E finalmente: se aqueles R$ 5 bilhões foram gastos em redes, cabos, centrais telefônicas, eles não permitiriam a instalação, mais rápida, de “linhas” pelas empresas compradoras? Nesse caso, o faturamento resultante dos investimentos do governo foi devidamente incluído no preço fixado ou os cálculos já estavam finalizados? Bom lembrar: escondeu-se à larga, em 90% do noticiário sobre o leilão da Telebrás, que o Tesouro receberia apenas 40% à vista. Sobre o preço fixado de R$ 13,5 bilhões, seriam cerca de R$ 5,3 bilhões. Que o governo já havia gasto em um semestre, para alegria dos compradores...

Inexplicável?

Pausa na questão das privatizações. Vale a pena o Congresso examinar também o que está ocorrendo com as taxas de juros. Em maio/junho, como se sabe, bancos e investidores nacionais e estrangeiros deixaram de comprar títulos do governo brasileiro – porque previam uma disparada nos juros, fuga de dólares etc. Como os papéis tinham juros prefixados, os compradores teriam prejuízos no futuro, quando os juros subissem (no caso dos bancos, estariam pagando mais, pelo dinheiro captado, do que os juros recebidos com os títulos).

Contra a parede, o Banco Central passou a vender títulos com juros pós-fixados, isto é, pagos no vencimento e calculados de acordo com os juros que vigoraram no mercado no período. Isto é, na fase de alta de juros, o Tesouro e o Banco Central assumiram o custo da crise.

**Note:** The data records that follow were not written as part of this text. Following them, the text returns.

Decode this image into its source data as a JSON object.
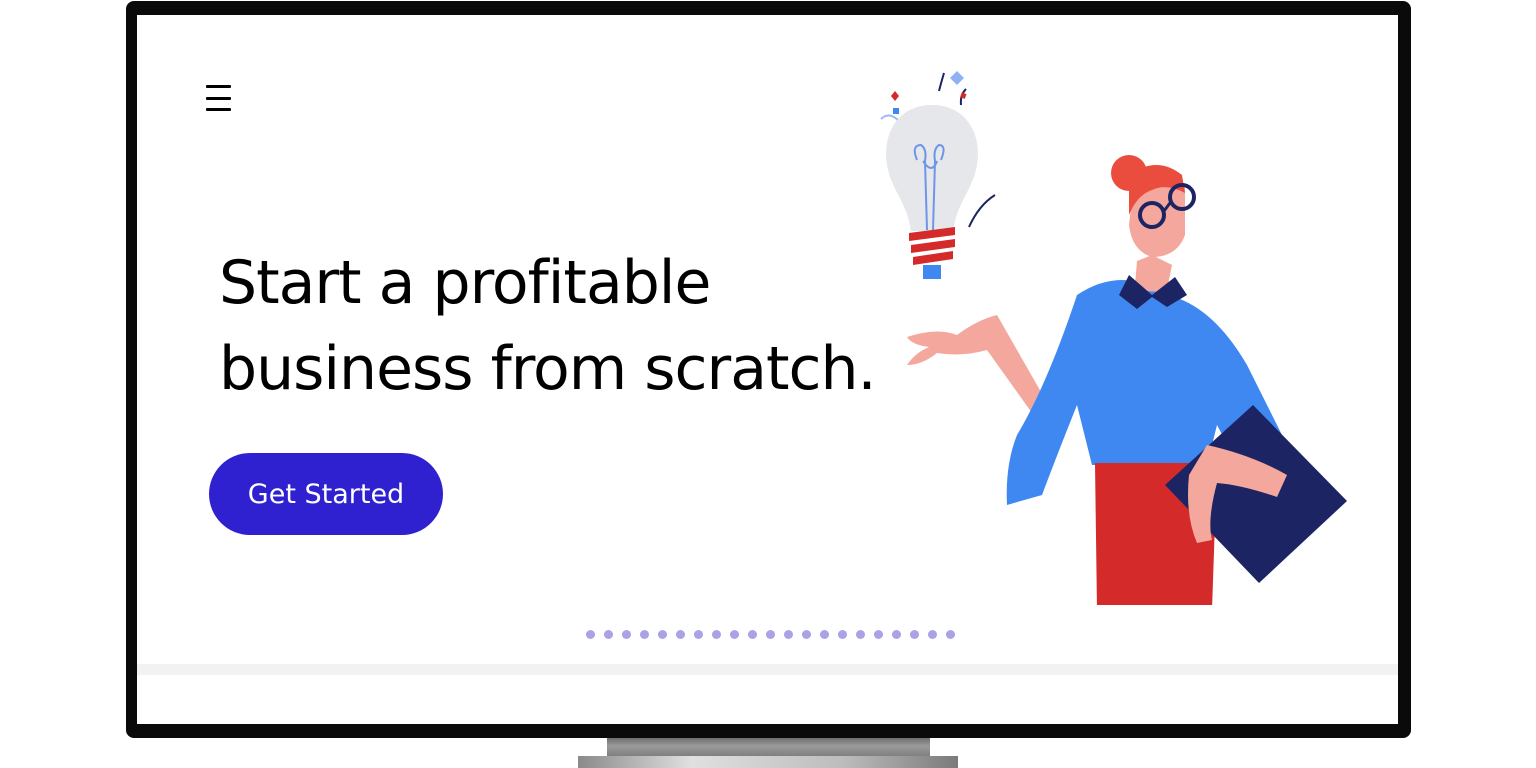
{
  "header": {
    "menu_icon": "hamburger-menu-icon"
  },
  "hero": {
    "title_line1": "Start a profitable",
    "title_line2": "business from scratch.",
    "cta_label": "Get Started"
  },
  "carousel": {
    "dot_count": 21
  },
  "illustration": {
    "subject": "woman-with-lightbulb-illustration"
  },
  "colors": {
    "accent": "#3021d0",
    "dots": "#a9a3e6",
    "shirt": "#3f88f2",
    "skirt": "#d52a2a",
    "folder": "#1d2463",
    "skin": "#f4a79c"
  }
}
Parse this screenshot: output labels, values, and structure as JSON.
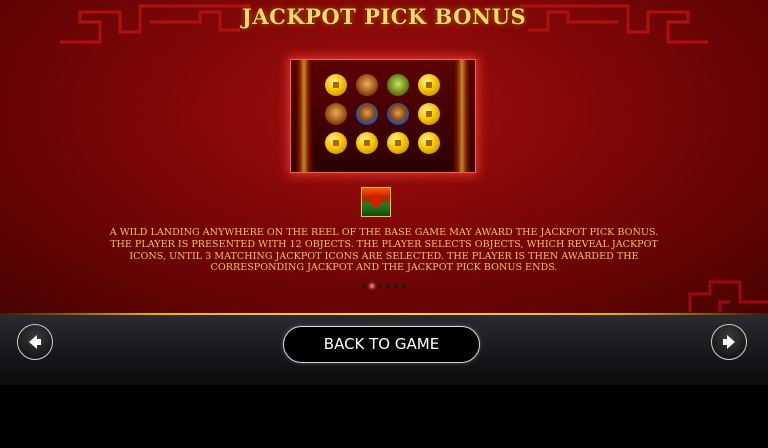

Agora, o quadro se inverteu. Após o acordo com o FMI, o Banco Central está reduzindo as taxas de juros, no mercado, em 0,5% ao dia. Mas – atenção – não fez o mesmo para os títulos do governo. Ao contrário: o BC passou a vender papéis com juros prefixados (os atuais, elevadíssimos) por três semanas. Está garantindo lucros fabulosos aos bancos e investidores, compradores do papel. E “sangrando” o Tesouro em milhões de reais. Quem explica a contradição?